For all the talk about this record having too many guest appearances (the original Blueprint had Beanie Sigel, Eminem and the old skool choir on ‘Girls Girls Girls’ and that’s about it), most of them work. The oft-maligned ‘Run This Town’ could do without the usual stupid Kanye verse, but his crunchy, blood-red production makes up for it; Rihanna wailing the hook like she’s dying and sounding brilliant. Alicia Keys is the perfect choice for ‘Empire State of Mind”s chorus, making it sound like a cross between American Gangster and a Sinatra film, and Young Jeezy adds the same sort of super-quotable bite as he did to ‘Love In This Club’ to ‘As Real as it Gets’. It’s only the features that were doomed from the start that don’t work: Kid Cudi adds nothing to ‘Already Home’, and let’s face it, no one wanted the dude from Empire of the Sun near this record – though he doesn’t sound that bad.

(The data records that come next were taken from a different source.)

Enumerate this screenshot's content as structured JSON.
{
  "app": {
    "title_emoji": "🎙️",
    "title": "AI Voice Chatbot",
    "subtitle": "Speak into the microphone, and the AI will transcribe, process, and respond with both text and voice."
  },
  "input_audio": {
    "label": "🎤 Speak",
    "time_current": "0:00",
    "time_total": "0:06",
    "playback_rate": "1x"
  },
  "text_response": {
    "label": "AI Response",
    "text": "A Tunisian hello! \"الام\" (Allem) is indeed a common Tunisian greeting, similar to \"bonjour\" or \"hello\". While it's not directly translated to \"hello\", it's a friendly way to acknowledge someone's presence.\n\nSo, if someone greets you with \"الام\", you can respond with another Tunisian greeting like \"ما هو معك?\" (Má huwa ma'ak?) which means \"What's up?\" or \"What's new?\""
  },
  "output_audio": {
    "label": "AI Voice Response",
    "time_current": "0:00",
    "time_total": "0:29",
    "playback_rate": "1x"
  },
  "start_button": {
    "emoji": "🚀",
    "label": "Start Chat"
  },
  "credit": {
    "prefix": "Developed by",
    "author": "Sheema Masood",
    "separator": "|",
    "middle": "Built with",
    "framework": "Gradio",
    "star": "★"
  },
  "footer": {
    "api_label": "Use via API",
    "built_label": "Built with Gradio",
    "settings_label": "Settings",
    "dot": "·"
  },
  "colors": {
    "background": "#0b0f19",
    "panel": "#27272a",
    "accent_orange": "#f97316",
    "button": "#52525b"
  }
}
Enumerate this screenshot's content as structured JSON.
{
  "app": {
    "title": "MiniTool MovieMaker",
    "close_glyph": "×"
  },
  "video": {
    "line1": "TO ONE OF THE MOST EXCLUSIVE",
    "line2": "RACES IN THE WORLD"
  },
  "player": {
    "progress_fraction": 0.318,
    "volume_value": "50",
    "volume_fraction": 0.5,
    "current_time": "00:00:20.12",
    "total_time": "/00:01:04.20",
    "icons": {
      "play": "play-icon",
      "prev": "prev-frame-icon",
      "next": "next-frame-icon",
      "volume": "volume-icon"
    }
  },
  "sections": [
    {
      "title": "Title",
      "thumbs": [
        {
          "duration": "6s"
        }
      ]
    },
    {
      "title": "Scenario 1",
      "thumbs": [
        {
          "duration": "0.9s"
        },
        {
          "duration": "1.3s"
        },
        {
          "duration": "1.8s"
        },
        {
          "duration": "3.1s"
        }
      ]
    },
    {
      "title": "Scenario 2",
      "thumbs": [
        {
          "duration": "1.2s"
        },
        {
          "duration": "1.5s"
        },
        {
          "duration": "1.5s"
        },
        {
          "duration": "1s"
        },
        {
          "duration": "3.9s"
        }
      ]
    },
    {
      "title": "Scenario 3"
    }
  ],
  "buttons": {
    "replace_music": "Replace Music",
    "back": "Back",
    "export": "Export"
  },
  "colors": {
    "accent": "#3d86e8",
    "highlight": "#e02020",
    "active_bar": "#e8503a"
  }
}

When all’s said and done, Blueprint 3 is exactly the good, but not great, or even particularly grand album that we all knew it would be. Most of the material here is very good, and the indie-crossover vibe that we feared when the Empire of the Sun appearance and guitar-heavy ‘D.O.A.’ were revealed doesn’t materialize. And even if it had, you couldn’t resent Jay for it – he’s just an aging rapper who’s gone to a few too many Grizzly Bear concerts and ended up misguided (and let’s face it, an appearance by them would be no worse than the high school ball pulp of closing track ‘Young Forever’ – the Pharrell-featuring ‘Ambitious’ would have been a far superior closer). Even with the missteps, you can’t help being behind Jay throughout Blueprint 3, and that’s why he’s been one of the best for so long.